For the above reasons, the the library is designed so that it can be easily used as shared library, with minimum code on the side of main application. In particular, templates are used only where necessary, for example for validation of user-defined types. In other places, boost::function is used to allow customization, but keep templates out of the public interface.
Such interface appears to be much more usable. If we were using enumeration for different properties of parameter, there would be another argument to many functions, the need to type long, possible qualified names, and little advantage.

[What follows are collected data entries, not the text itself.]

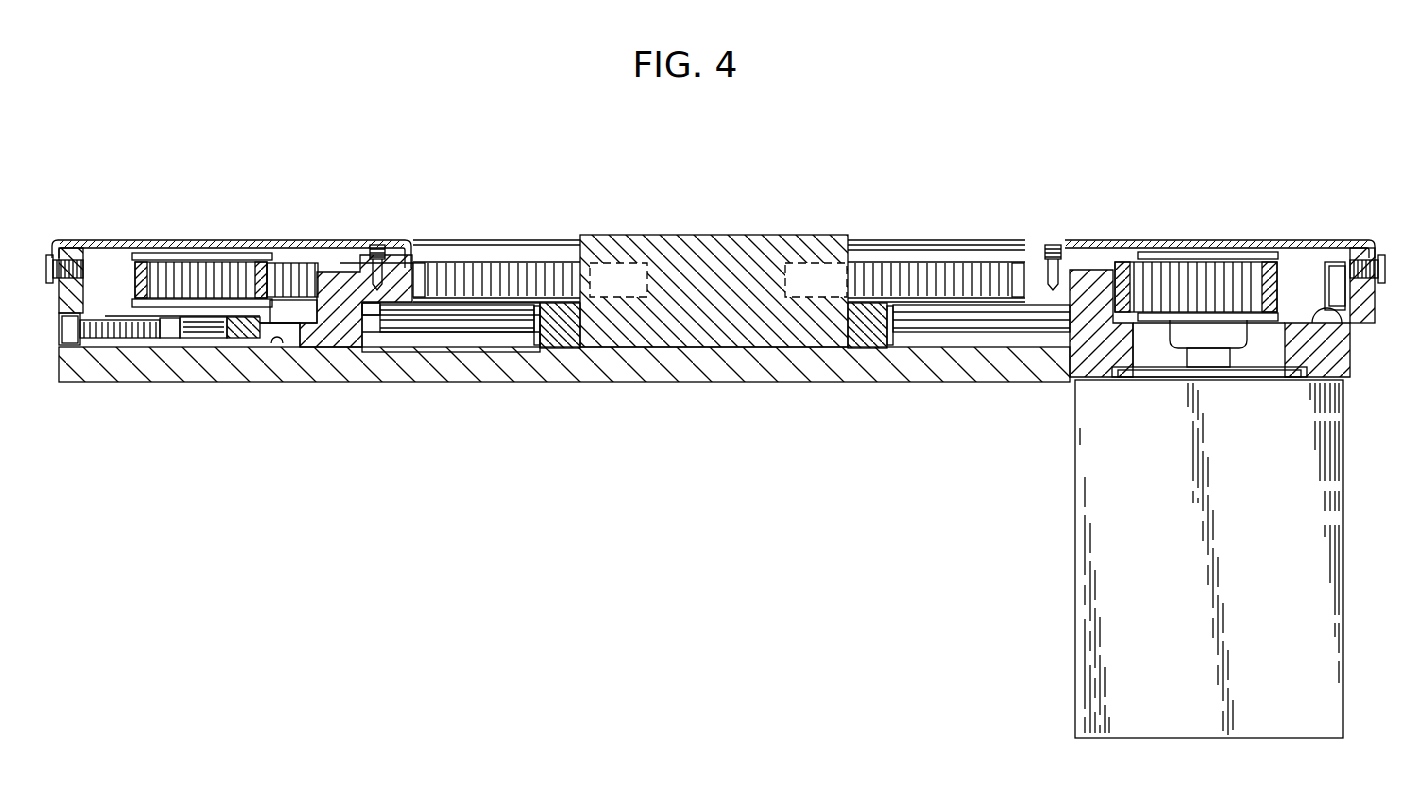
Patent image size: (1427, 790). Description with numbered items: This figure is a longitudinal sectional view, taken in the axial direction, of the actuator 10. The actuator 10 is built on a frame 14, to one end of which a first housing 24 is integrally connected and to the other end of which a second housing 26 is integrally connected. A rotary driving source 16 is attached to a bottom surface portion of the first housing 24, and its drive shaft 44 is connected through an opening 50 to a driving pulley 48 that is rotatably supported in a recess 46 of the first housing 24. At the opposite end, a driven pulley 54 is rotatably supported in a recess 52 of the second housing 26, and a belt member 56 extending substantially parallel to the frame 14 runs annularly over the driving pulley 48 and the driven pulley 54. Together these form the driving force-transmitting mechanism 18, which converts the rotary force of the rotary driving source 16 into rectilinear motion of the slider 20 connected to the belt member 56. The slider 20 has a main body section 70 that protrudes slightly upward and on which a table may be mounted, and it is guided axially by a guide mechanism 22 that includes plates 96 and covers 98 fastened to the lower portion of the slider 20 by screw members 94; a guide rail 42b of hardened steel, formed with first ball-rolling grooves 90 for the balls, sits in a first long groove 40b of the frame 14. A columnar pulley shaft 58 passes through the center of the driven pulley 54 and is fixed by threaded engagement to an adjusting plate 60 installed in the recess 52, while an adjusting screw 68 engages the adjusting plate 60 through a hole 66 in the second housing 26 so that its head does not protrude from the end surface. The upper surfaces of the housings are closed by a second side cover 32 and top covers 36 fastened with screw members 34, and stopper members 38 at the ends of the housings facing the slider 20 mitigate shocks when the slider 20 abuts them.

The actuator 10 is at (838, 134).
The frame 14 is at (669, 372).
The rotary driving source 16 is at (1328, 619).
The driving force-transmitting mechanism 18 is at (935, 262).
The slider 20 is at (747, 223).
The guide mechanism 22 is at (430, 362).
The first housing 24 is at (1345, 385).
The second housing 26 is at (238, 362).
The second side cover 32 is at (470, 245).
The screw members 34 is at (52, 255).
The top covers 36 is at (110, 240).
The stopper members 38 is at (426, 245).
The first long groove 40b is at (535, 300).
The guide rail 42b is at (378, 316).
The drive shaft 44 is at (1224, 367).
The recess 46 is at (1336, 363).
The driving pulley 48 is at (1190, 252).
The opening 50 is at (1138, 352).
The recess 52 is at (290, 340).
The driven pulley 54 is at (196, 253).
The belt member 56 is at (897, 252).
The pulley shaft 58 is at (192, 338).
The adjusting plate 60 is at (289, 305).
The hole 66 is at (62, 383).
The adjusting screw 68 is at (58, 333).
The main body section 70 is at (640, 235).
The first ball-rolling grooves 90 is at (463, 318).
The screw members 94 is at (525, 322).
The plates 96 is at (548, 340).
The covers 98 is at (566, 330).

That little advantage is that if you type a wrong enumeration name, you'd get a compile error. If you type '!' instead of '?' after parameter name, you'd get incorrect behaviour. However, such errors are deemed rare.
desc.add_options()
("verbose", "", "verbosity level")
("magic", "int", "magic value").notify(some_func)
;
Another possibility would be:
option_description d1(...), d2(...);
desc.add(d1 & d2);
option_description d1(...), d2(...);
desc = d1, d2;
The drawback is the need to explicitly create new objects and give names to them. The latter problem can be helped if objects are created inside expressions:
desc = option_description(...), option_description(...)
--help on command line results in throwing an exception. Actually, the "special" option must have been configurable. This was not implemeneted, because applications might reasonable want to process the rest of command line even of --help was seen. For example, --verbose option can control how much help should be output, or there may be several subcommand with different help screens.